2 min read

Reflections from the Field: Crossroads

I was on my way to my academic department building, to say my final goodbyes and drop off keys as I prepare for my move to Baltimore (I am moving programs to Johns Hopkins University in the Fall), I noticed one too many police cars slowly drift around the corners of the street.

I live in Detroit, right by campus. It is nothing unusual to see cops. Yet this occasion felt different.

As I continued my stroll in the beautiful spring weather, as the breeze helped obscure the stench of the cars whistling by, I encountered a small protest for Palestinian liberation and freedom.

Perhaps there were 15-20 people, some wrapped in Palestinian flags, others in a keffiyeh. Touched by this unexpected sign of solidarity, I took out my phone to send a picture to my partner.
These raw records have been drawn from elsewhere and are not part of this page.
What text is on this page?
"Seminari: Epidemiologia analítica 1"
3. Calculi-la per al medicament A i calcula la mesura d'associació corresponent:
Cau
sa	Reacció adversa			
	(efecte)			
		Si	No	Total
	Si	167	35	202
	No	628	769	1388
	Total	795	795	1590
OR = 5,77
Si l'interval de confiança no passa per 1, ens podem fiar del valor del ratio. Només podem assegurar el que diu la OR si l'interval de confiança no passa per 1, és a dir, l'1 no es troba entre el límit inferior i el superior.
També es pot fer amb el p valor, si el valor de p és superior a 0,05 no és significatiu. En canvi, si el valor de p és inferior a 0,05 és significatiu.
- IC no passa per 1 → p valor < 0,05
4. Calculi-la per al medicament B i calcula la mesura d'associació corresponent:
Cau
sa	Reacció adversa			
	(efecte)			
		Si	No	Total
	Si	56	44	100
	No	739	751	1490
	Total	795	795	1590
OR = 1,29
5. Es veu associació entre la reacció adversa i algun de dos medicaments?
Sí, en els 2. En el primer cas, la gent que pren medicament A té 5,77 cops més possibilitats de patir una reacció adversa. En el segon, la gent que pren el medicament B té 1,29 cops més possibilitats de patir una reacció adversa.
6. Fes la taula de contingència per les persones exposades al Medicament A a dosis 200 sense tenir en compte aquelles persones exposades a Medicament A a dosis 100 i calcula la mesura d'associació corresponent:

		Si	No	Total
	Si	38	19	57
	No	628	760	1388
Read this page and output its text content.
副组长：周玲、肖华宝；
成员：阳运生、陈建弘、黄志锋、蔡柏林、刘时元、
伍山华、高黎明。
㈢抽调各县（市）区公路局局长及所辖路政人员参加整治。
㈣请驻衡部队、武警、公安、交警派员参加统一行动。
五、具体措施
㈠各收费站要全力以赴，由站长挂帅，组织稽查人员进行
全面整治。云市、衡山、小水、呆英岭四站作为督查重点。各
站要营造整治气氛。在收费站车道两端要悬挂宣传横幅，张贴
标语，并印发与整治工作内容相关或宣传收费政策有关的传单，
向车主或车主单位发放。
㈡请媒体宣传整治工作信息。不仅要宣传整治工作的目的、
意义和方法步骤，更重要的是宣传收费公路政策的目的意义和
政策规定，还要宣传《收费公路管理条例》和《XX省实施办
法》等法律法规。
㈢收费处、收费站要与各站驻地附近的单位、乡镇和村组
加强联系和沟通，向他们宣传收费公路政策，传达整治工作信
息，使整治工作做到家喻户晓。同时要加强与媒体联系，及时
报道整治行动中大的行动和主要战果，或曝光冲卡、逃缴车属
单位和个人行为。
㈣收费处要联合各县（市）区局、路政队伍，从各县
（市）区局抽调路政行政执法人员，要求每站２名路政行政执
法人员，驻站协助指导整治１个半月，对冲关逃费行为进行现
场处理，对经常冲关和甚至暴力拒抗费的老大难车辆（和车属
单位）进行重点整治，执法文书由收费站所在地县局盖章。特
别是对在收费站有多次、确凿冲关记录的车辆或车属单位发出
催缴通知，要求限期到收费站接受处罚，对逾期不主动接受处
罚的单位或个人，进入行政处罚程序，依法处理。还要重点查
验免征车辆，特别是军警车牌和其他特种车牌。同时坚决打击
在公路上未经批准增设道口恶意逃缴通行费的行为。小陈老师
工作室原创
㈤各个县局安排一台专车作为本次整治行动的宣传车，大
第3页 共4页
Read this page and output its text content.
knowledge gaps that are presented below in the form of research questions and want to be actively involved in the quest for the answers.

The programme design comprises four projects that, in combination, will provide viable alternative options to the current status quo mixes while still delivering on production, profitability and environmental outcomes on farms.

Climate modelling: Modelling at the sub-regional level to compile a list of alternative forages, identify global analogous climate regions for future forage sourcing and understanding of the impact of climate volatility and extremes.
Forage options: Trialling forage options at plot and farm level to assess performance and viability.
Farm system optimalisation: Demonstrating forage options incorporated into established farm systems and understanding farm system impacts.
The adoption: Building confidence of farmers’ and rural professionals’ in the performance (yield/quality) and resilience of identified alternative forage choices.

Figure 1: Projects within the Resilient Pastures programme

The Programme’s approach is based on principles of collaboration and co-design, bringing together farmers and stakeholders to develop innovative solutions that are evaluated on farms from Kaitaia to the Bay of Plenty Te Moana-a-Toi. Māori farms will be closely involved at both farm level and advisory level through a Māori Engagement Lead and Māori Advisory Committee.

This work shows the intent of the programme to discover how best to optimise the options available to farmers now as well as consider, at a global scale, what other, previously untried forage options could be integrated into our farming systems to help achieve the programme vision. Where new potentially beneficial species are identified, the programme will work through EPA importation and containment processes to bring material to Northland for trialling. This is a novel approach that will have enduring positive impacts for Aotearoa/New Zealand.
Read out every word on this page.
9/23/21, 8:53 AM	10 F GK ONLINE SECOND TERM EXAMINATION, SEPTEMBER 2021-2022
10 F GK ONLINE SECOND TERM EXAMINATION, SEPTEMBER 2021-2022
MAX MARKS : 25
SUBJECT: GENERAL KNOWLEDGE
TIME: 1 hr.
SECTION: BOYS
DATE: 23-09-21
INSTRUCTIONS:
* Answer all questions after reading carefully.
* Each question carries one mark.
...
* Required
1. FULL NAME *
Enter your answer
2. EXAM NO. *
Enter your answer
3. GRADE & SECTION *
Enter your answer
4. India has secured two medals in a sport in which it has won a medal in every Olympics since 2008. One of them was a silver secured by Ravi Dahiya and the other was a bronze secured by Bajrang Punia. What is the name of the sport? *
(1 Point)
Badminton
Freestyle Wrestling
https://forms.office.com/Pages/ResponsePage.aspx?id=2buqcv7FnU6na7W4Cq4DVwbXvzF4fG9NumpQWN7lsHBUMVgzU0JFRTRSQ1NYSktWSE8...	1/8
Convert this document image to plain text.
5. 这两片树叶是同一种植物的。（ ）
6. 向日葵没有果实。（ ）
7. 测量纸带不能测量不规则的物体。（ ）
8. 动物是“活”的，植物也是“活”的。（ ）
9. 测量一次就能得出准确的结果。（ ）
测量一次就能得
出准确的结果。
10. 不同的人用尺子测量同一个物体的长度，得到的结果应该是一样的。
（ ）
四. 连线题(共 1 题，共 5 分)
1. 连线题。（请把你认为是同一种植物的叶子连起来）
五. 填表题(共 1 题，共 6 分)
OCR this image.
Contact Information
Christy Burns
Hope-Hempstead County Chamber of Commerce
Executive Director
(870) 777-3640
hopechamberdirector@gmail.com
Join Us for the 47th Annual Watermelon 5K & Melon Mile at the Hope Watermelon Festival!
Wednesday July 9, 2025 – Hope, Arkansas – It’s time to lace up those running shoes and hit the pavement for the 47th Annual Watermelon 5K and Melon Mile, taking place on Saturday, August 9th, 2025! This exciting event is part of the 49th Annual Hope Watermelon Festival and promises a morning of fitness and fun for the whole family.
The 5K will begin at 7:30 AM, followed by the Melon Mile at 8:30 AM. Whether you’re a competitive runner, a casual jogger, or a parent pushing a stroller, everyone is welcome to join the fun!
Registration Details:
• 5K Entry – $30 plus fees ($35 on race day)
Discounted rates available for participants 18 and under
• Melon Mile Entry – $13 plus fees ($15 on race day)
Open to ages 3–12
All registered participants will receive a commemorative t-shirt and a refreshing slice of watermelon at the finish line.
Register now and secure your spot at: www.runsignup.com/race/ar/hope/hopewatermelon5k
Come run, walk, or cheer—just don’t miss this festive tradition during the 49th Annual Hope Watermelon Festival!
To perhaps share a sense of grounded-ness in our mutual anguish at the state of the world.

After taking a few snaps, I noticed a black wall at the corner of the screen. It was a line of police, physically blocking the road in front of the rally.

The protesters on the right, the police on the left.

Day after day, here in the United States (and of course elsewhere ), we are seeing similar encounters. Two distinct paths of people converging, perhaps a sort of crossroad.

Oneside, often colorful. The other, often monotone. An absorbing intersection, as the colors slowly get ushered and thrown into the dark, lifeless police cars. Creating a perpendicular geometry: A black line running one way across the entire canvas, and another colorful line abruptly stopping at the face of the black line.

Crossroads are quite interesting to ponder upon. Literally speaking, if one turns at a crossroad, their entire path alters. A significant turn.

Figuratively speaking, the image of the crossroad is often utilized to depict significance. A moment of change.

Yet despite both the literal and figurative use of the word, crossroads are often insignificant. Who remembers crossroads on a trip? It's merely a signpost for the next destination. A moment where one is forced – for safety, for reassurance, to obey the law – to look to a different direction, making sure some other person, car, or event is not flying into your path. Yet, when the road ahead turns into a straight path again, the crossroad is forgotten. Only when the crossroad appears does it create a rift in one's behavior or thoughts.

We are at a crossroad, a moment that requires our holistic attention, but a moment that will be forgotten. There is a forceful turn, being absorbed into the black line, that is occuring. Some are lucky to jump across the line, maintaining their color, on the other side. Yet once they are there, perhaps they forget the immense change of focus required when standing at the crossroad.

It is not forward – as so espoused within our modernistic thought – that is a road to proceed on. As once we move forward, the crossroad can lose its salience. It is a stop that is necessary, to create the moment of the crossroad into a signficant event.